How a Person May Increase the Amount of Money Received from Dividend Payments?

By looking for firms that are anticipated to grow their dividend payments each year, the amount of money earned from dividend payments can be increased. Shareholders in such companies will benefit as a result, allowing them to receive ever-increasing quantities of money. In most cases, when sales and earnings increase, the number of dividends to be paid increases as well.

If a dividend payment is received outside of a retirement bank account, the dividends can be reinvested. The amount of money gained from dividend payments is determined by the number of shares of high-quality dividend equities held.

The higher the number of shares owned; the more money can be made via dividends. Those who invest in profitable stocks for years, if not decades, may be able to make a significant amount of money each year only from dividend payments.

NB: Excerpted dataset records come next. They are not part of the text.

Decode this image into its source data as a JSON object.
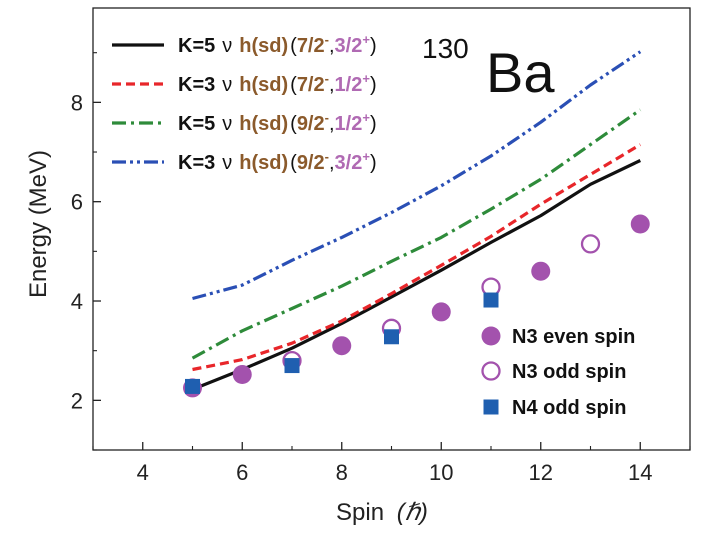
{
  "chart_data": {
    "type": "scatter",
    "xlabel": "Spin",
    "xlabel_unit": "(ℏ)",
    "ylabel": "Energy (MeV)",
    "xlim": [
      3,
      15
    ],
    "ylim": [
      1,
      9.9
    ],
    "xticks": [
      "4",
      "6",
      "8",
      "10",
      "12",
      "14"
    ],
    "yticks": [
      "2",
      "4",
      "6",
      "8"
    ],
    "nucleus_mass": "130",
    "nucleus_symbol": "Ba",
    "lines": [
      {
        "k": "K=5",
        "nu": "ν",
        "orbitals": "h(sd)",
        "states": [
          "7/2",
          "3/2"
        ],
        "parities": [
          "-",
          "+"
        ],
        "color": "#111111",
        "dash": "solid",
        "points": [
          [
            5,
            2.22
          ],
          [
            6,
            2.62
          ],
          [
            7,
            3.05
          ],
          [
            8,
            3.55
          ],
          [
            9,
            4.08
          ],
          [
            10,
            4.62
          ],
          [
            11,
            5.18
          ],
          [
            12,
            5.72
          ],
          [
            13,
            6.35
          ],
          [
            14,
            6.83
          ]
        ]
      },
      {
        "k": "K=3",
        "nu": "ν",
        "orbitals": "h(sd)",
        "states": [
          "7/2",
          "1/2"
        ],
        "parities": [
          "-",
          "+"
        ],
        "color": "#e8262a",
        "dash": "dash",
        "points": [
          [
            5,
            2.62
          ],
          [
            6,
            2.82
          ],
          [
            7,
            3.15
          ],
          [
            8,
            3.6
          ],
          [
            9,
            4.15
          ],
          [
            10,
            4.72
          ],
          [
            11,
            5.3
          ],
          [
            12,
            5.95
          ],
          [
            13,
            6.55
          ],
          [
            14,
            7.15
          ]
        ]
      },
      {
        "k": "K=5",
        "nu": "ν",
        "orbitals": "h(sd)",
        "states": [
          "9/2",
          "1/2"
        ],
        "parities": [
          "-",
          "+"
        ],
        "color": "#2e8b3a",
        "dash": "dashdot",
        "points": [
          [
            5,
            2.85
          ],
          [
            6,
            3.4
          ],
          [
            7,
            3.85
          ],
          [
            8,
            4.3
          ],
          [
            9,
            4.8
          ],
          [
            10,
            5.28
          ],
          [
            11,
            5.85
          ],
          [
            12,
            6.45
          ],
          [
            13,
            7.15
          ],
          [
            14,
            7.85
          ]
        ]
      },
      {
        "k": "K=3",
        "nu": "ν",
        "orbitals": "h(sd)",
        "states": [
          "9/2",
          "3/2"
        ],
        "parities": [
          "-",
          "+"
        ],
        "color": "#2a4fb5",
        "dash": "dashdotdot",
        "points": [
          [
            5,
            4.05
          ],
          [
            6,
            4.32
          ],
          [
            7,
            4.82
          ],
          [
            8,
            5.28
          ],
          [
            9,
            5.78
          ],
          [
            10,
            6.32
          ],
          [
            11,
            6.92
          ],
          [
            12,
            7.6
          ],
          [
            13,
            8.35
          ],
          [
            14,
            9.02
          ]
        ]
      }
    ],
    "markers": [
      {
        "name": "N3 even spin",
        "shape": "circle-filled",
        "color": "#a352ad",
        "points": [
          [
            5,
            2.25
          ],
          [
            6,
            2.52
          ],
          [
            8,
            3.1
          ],
          [
            10,
            3.78
          ],
          [
            12,
            4.6
          ],
          [
            14,
            5.55
          ]
        ]
      },
      {
        "name": "N3 odd spin",
        "shape": "circle-open",
        "color": "#a352ad",
        "points": [
          [
            7,
            2.8
          ],
          [
            9,
            3.45
          ],
          [
            11,
            4.28
          ],
          [
            13,
            5.15
          ]
        ]
      },
      {
        "name": "N4 odd spin",
        "shape": "square-filled",
        "color": "#1f5fb0",
        "points": [
          [
            5,
            2.28
          ],
          [
            7,
            2.7
          ],
          [
            9,
            3.28
          ],
          [
            11,
            4.02
          ]
        ]
      }
    ],
    "colors": {
      "k_label": "#111111",
      "orbital": "#8b5a2b",
      "state": "#b06ab3"
    }
  }
}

Companies in Indonesia that Have to Pay Dividends

Not all Indonesian corporations are required to pay dividends on a regular basis. In Indonesia, corporations are only required to pay dividends when they reach a certain stage or meet a set of conditions. From a legal standpoint, action should be taken solely against companies that do not pay dividends despite the fact that they should be able to, based on their stage or qualities.

Dividends can only be paid if the corporation has a positive bank balance of earnings, as previously stated. A corporation with a positive balance of earnings is one whose current fiscal year’s net profits have overcome its cumulative losses from previous fiscal years.

A firm based in Indonesia must additionally set aside a portion of each fiscal year’s net profit as a reserve until the reserve reaches at least 20% of the total subscribed and paid-up investment.

Ready to incorporate a company in Indonesia or require a work visa? Reach out to us for a free consultation and see how we can be part of your business journey.

FAQs

How does Indonesia treat dividend income?2021-12-23T12:46:17+08:00

Dividends received from an Indonesian limited liability company are subject to final income tax at a rate of 10%. However, it becomes non-taxable if the recipient is a domestic individual taxpayer whose dividends are reinvested in Indonesia within a certain period. 

Are dividends paid out automatically?2021-12-23T12:46:05+08:00

To summarize: A company’s board declares a dividend, to be paid on a certain date to shareholders of record as of a prior date. In order to be one of those shareholders of record, you need to buy or already own shares before the ex-div date, which is the business day before the record date. 

How are dividend payments paid out?2021-12-23T12:45:55+08:00

Dividends are usually paid in the form of a dividend check 

Is dividend income taxable in Indonesia?2021-12-23T12:44:47+08:00

WP DN entities with ownership of less than 25% (<25%) are subject to normal income tax, unless they invest back in Indonesia within a certain time.